Arainach|2 years ago
Frontend development involves a large number of fuzzy human bits that are constantly moving underneath you. Yes, your backend dependencies can change and you may need to update an API version, but in frontend you have browsers, screen readers, frameworks, and all sorts of massive icebergs largely outside of your control constantly moving.
In the backend, you probably have a language that is fairly stable. Write some unit tests, write some integration tests, but things are predictable and mockable.
Writing UI (properly) requires testing against several versions of several browsers, each with their own rendering quirks. UI tests - screenshots, whatever - are inherently flakier and when something breaks it's harder to know for sure if it's your fault.
You need to test against a variety of screen readers and accessibility tools. None of them are well documents, all of them parse the DOM (or native accessibility stack if you're not doing a web app) in a slightly different way, and the standards are constantly changing. As a bonus, you're legally obligated to get it "right", not that anyone can tell you precisely what "right" is.
Visual design isn't a walk in the park either. The designers will tell you to use color X. Its contrast ratio against colors Y, Z, and B on various pages will hopefully meet the contrast ratios, but then someone will point out that in exactly one of Windows' four different high contrast schemes this ends up being black on black and you will stare into a dark Lovecraftian abyss wondering what hellish algorithms Microsoft uses to pick colors. You'll fix HC Black and break HC white, you'll fix white and break black #2, and you will eventually throw your computer into the Marianas trench and go repair bicycles for a living.
ratorx|2 years ago
And I’d also say that the argument is a bit straw man-y because it considers (some of) the complexities of frontend, with a fairly ideal view of the backend. Once you bring concurrency, scale and state, backend can become fairly Lovecraftian as well.

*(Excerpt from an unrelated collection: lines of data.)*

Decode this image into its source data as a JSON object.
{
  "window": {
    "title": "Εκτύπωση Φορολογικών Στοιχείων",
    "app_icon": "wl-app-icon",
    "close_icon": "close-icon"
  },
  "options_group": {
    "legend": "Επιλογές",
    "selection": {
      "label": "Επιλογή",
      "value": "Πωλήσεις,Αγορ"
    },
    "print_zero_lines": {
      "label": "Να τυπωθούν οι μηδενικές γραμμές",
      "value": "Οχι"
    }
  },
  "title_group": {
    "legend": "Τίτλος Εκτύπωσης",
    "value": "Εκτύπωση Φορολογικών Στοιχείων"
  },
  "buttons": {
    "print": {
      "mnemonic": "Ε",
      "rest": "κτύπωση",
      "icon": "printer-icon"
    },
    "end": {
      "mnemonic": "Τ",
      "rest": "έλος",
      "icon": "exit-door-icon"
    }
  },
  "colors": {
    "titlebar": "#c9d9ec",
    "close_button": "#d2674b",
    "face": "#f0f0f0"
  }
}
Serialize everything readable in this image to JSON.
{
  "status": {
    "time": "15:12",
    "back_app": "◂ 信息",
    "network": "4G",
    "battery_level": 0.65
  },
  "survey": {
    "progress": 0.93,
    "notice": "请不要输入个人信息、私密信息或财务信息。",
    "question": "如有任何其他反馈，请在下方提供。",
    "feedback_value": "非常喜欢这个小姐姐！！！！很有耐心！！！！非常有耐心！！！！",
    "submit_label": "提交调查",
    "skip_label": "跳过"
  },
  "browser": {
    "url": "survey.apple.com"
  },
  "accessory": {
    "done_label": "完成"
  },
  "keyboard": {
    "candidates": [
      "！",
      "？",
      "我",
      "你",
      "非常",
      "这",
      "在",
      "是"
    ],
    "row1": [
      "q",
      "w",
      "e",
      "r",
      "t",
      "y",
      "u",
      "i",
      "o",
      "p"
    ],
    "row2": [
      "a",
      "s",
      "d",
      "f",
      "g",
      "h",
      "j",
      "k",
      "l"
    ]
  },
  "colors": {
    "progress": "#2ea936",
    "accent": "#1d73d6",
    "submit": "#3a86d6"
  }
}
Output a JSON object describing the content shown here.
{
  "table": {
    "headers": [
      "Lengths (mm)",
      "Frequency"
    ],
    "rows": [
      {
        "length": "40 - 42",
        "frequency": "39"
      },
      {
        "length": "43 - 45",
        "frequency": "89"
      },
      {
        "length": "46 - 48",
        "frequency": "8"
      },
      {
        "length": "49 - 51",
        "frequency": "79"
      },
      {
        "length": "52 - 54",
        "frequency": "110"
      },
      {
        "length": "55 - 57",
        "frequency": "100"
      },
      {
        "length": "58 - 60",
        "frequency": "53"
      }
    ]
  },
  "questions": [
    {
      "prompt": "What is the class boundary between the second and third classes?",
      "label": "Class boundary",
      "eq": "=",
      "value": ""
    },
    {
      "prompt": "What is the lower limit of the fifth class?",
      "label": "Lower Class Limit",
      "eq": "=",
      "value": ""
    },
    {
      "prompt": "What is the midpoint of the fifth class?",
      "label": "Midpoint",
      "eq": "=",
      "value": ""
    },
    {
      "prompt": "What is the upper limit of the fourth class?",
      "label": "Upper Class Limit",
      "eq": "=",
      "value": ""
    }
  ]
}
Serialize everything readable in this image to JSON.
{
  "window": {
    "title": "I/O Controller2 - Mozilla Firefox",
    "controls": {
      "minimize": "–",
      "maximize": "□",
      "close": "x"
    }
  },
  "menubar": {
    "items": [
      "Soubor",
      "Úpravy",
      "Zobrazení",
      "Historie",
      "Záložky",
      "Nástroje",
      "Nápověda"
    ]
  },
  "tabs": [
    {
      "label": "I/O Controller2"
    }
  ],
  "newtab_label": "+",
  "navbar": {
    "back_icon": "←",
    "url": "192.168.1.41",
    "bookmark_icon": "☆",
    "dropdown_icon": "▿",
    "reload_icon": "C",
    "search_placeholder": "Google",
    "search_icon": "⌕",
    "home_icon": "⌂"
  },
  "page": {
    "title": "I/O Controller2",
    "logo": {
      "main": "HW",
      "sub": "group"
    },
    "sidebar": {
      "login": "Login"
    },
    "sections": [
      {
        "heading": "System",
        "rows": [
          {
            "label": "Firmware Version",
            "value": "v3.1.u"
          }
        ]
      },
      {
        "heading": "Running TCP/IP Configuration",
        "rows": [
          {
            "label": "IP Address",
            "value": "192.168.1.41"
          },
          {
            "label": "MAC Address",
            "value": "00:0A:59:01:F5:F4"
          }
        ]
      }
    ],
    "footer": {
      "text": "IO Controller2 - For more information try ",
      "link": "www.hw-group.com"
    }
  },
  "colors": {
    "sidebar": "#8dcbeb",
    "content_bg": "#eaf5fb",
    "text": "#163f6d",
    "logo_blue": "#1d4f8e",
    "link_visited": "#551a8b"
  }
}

ThereIsNoWorry|2 years ago
fatnoah|2 years ago
My thought, from a long career or full-stack development, is that front-end is very much about how people interact with things. It's more a matter of doing a thing with strong attention to the details of the display, interactions, and behaviors in different environments.
Back-end development is more about how machines interact with each other. Things are more deterministic, but instead of scrutinizing minutae of human-machine interaction, I'm thinking about how a machine will do this hundreds or thousands of times per second.